X-rays were only discovered by Wilhelm Roentgen in 1895, but by the early 1900’s, research into X-rays was so prolific that half the Nobel Prizes in physics between 1914 to 1924 were awarded in this relatively new field. These discoveries set the stage for 1925, when the first sample was irradiated with X-rays. We’ve immortalized these early founders by naming formulas and coefficients after them. Names like Roentgen and Moseley seem to harken back to a completely different era of science. But here we are today a century later, still using and teaching those very same principles and formulas when we talk about XRF. This is because the underlying physics has not really changed much, and yet, XRF remains as relevant today as it ever was. You can’t say that for something like telephone technology.

XRF has traditionally been used for bulk elemental analysis, associated with large collimators, and pressed pellet samples. For many decades, these commercial units were not the most sophisticated instruments (although Apollo 15 and 16 in 1971 and 1972 included bulk XRF units). Modern hardware and software innovations to the core technique have allowed XRF to adapt to its surroundings in a way, becoming a useful instrument in many applications where XRF previously had little to offer. Micro-XRF was born this way, combining the original principles with newer hardware and software advancements. In fact, micro-XRF is included on the new NASA rover, scheduled for launch to Mars in 2020.

Biological/life sciences is one of those fields where possibilities are now opening as XRF technology progresses. A great example that comes to mind for both professional and personal reasons is the study of neurodegenerative diseases. Many such diseases, such as Parkinson’s, Alzheimer’s, and amyotrophic lateral sclerosis (ALS), exhibit an imbalance in metal ions such as Cu, Fe, and Zn in the human body. While healthy cells maintain “metal homeostasis”, individuals with these neurodegenerative diseases cannot properly regulate, which leads to toxic reactive oxygen species. For example, reduced Fe and Cu levels can catalyze the production of hydroxyl radicals which lead to damaged DNA and cell death. Imaging the distribution of biological metals in non-homogenized tissue samples is critical in understanding the role of these metals, and hopefully finding a cure. The common language between the people who studied physics versus the people who studied brain diseases? Trace metal distribution!
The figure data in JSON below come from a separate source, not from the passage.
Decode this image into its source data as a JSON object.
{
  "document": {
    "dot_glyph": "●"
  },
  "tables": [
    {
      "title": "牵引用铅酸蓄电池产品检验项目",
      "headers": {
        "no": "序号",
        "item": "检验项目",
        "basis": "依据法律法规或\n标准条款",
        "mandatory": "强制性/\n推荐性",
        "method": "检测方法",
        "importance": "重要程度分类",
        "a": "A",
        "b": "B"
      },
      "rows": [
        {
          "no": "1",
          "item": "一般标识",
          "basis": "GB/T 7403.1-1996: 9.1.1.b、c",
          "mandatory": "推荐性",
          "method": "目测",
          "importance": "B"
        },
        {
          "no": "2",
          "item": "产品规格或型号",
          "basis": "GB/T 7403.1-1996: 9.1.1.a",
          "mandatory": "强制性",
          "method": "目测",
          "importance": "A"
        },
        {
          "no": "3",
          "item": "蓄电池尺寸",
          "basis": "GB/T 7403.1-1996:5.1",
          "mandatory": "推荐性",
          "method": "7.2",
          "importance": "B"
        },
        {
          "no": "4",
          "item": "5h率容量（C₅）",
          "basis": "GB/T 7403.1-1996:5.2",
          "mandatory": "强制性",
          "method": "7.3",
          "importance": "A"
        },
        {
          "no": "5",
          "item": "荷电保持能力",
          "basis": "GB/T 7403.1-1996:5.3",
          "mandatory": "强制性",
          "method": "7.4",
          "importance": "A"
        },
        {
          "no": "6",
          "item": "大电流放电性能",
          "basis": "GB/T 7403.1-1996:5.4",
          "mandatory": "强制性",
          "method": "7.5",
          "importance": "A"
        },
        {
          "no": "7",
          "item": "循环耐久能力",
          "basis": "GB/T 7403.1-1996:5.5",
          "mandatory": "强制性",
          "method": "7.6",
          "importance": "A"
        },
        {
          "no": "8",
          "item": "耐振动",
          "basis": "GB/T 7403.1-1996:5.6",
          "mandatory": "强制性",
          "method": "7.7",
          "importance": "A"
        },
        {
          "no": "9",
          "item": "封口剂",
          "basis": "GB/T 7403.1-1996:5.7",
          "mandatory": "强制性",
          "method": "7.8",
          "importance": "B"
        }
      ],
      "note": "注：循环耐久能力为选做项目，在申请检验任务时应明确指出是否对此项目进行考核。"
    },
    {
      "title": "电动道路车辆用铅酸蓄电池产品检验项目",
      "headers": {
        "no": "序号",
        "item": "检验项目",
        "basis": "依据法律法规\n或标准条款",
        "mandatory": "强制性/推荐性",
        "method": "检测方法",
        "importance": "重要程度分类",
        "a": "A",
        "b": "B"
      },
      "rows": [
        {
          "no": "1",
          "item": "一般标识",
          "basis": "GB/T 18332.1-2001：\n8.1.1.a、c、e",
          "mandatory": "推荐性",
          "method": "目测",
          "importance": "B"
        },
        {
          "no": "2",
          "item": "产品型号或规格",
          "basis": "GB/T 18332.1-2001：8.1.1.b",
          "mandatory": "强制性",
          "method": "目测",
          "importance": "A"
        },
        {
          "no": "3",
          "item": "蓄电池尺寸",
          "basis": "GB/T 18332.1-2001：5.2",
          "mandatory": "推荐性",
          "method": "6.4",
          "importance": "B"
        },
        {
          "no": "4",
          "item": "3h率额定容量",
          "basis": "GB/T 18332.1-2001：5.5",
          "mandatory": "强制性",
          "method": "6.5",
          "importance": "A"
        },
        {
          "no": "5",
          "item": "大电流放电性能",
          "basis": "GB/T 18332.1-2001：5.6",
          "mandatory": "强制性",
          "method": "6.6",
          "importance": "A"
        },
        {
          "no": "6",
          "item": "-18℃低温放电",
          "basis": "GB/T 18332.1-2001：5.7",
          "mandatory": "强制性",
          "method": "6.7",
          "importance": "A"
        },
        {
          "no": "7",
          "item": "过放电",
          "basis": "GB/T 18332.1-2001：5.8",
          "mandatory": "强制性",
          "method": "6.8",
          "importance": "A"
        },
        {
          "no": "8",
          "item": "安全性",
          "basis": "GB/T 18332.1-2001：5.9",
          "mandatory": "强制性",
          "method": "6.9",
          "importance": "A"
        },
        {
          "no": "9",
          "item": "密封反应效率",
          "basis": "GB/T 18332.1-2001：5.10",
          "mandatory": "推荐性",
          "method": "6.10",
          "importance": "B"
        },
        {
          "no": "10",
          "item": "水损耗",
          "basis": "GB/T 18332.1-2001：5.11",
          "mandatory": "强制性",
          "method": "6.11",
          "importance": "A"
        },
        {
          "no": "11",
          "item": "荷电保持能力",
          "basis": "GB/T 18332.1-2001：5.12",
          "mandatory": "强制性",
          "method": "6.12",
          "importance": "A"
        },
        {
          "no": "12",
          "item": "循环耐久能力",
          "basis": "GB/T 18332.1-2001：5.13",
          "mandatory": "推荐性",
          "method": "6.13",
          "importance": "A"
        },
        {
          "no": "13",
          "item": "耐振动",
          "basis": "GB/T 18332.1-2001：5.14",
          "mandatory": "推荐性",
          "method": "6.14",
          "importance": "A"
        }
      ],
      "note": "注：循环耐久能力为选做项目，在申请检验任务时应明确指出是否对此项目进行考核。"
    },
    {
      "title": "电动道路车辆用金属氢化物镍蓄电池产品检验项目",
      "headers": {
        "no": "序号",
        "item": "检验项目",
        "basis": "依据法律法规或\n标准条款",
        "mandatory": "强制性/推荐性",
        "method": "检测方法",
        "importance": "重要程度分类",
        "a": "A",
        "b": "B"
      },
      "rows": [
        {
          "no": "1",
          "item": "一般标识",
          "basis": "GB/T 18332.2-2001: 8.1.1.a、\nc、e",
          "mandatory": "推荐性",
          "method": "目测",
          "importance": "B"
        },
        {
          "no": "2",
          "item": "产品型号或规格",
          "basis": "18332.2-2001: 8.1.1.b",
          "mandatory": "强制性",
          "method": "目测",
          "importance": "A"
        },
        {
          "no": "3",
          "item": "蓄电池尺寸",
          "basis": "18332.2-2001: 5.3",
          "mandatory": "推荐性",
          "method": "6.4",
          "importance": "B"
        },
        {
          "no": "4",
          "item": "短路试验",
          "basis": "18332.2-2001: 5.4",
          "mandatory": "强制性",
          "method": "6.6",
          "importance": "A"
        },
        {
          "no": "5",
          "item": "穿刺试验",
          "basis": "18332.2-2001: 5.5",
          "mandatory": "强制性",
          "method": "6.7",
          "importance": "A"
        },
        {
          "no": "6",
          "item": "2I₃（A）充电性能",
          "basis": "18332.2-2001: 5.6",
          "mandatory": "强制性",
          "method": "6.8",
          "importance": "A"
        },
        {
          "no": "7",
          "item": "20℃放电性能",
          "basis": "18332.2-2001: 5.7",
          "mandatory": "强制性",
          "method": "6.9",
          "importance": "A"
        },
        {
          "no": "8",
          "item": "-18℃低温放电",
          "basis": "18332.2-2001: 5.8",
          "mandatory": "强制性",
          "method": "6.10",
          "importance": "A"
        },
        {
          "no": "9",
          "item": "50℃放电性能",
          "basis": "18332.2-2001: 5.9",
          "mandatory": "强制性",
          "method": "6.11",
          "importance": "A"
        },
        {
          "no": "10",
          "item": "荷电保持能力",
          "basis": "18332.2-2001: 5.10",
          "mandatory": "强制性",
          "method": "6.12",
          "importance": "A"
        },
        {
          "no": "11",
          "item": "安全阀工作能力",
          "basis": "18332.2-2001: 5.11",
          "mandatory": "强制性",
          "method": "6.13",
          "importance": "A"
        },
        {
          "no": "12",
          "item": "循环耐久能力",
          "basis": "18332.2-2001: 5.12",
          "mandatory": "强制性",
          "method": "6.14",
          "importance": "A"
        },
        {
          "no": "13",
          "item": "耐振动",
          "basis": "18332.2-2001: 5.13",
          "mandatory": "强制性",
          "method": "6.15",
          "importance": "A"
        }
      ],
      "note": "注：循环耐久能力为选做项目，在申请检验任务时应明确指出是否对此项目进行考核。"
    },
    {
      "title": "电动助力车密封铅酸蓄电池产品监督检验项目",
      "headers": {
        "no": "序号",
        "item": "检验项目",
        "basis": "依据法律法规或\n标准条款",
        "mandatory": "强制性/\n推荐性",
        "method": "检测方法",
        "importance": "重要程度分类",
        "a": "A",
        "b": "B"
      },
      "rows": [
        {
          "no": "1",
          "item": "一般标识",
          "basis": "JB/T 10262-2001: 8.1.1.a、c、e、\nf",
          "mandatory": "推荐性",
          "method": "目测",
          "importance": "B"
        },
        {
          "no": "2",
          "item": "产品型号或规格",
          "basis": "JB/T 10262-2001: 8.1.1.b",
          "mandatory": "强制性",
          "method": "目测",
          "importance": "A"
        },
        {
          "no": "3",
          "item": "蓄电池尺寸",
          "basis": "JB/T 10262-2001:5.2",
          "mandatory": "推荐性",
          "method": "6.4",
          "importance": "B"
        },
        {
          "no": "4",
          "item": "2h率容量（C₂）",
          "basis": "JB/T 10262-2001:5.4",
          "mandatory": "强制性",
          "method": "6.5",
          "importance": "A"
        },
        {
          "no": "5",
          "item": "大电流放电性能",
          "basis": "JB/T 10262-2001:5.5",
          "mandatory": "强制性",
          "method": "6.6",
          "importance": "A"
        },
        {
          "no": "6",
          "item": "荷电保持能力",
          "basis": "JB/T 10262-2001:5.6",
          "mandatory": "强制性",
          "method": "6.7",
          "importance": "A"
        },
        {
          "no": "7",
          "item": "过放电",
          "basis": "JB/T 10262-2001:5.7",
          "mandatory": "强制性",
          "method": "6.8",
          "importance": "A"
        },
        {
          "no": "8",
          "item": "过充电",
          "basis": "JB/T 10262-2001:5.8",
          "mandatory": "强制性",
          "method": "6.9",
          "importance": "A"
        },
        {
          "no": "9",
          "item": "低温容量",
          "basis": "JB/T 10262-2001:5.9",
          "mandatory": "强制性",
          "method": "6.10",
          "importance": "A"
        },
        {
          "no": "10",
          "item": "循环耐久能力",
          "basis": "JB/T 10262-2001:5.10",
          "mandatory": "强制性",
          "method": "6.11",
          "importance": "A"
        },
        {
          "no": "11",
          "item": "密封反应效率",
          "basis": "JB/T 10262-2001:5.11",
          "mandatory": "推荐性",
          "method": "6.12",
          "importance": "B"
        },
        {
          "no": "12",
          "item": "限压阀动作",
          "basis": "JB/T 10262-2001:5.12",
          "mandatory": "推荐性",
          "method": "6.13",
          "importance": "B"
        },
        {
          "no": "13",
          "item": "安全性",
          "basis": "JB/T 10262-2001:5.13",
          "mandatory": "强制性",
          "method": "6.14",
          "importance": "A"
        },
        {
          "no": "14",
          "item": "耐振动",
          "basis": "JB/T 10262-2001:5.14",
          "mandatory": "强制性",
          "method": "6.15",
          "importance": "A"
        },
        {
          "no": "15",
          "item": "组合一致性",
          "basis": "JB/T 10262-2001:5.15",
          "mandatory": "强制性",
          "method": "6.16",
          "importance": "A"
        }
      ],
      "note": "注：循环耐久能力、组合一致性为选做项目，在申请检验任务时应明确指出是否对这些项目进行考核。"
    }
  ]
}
A few years ago, I had the opportunity to analyze a few slices of diseased human tissue in the EDAX Orbis micro-XRF (Figure 1 and 2), working towards proving this concept. Although the results were not conclusive either way, it was still very interesting to be able to detect and see the distribution of trace Cu near the bottom edge of the tissue sample. XRF provided unique advantages to the analysis process, and provided the necessary elemental sensitivity while maintaining high spatial resolution. This potential has since been recognized by other life science applications, such as mapping nutrient intake in plant leaves or seed coatings.

Figure 1. Stitched montage video image of the diseased human tissue slice, with mapped area highlighted in red. Total sample width ~25 mm.

Figure 2. Overlaid element maps: Potassium{K(K) in green} and Copper {Cu(K) in yellow} from mapped area in Figure 1, showing a clear area of higher Cu concentration. Total mapped width ~7.6 mm.

Sometimes, the application may not be obvious, or it may seem completely unrelated. But with a little digging, common ground can be found between the analysis goal and what the instrument can do. And if the technology continues to develop, there seems to be no limit to where XRF can be applied, whether it be outwards into space, or inwards into the human biology.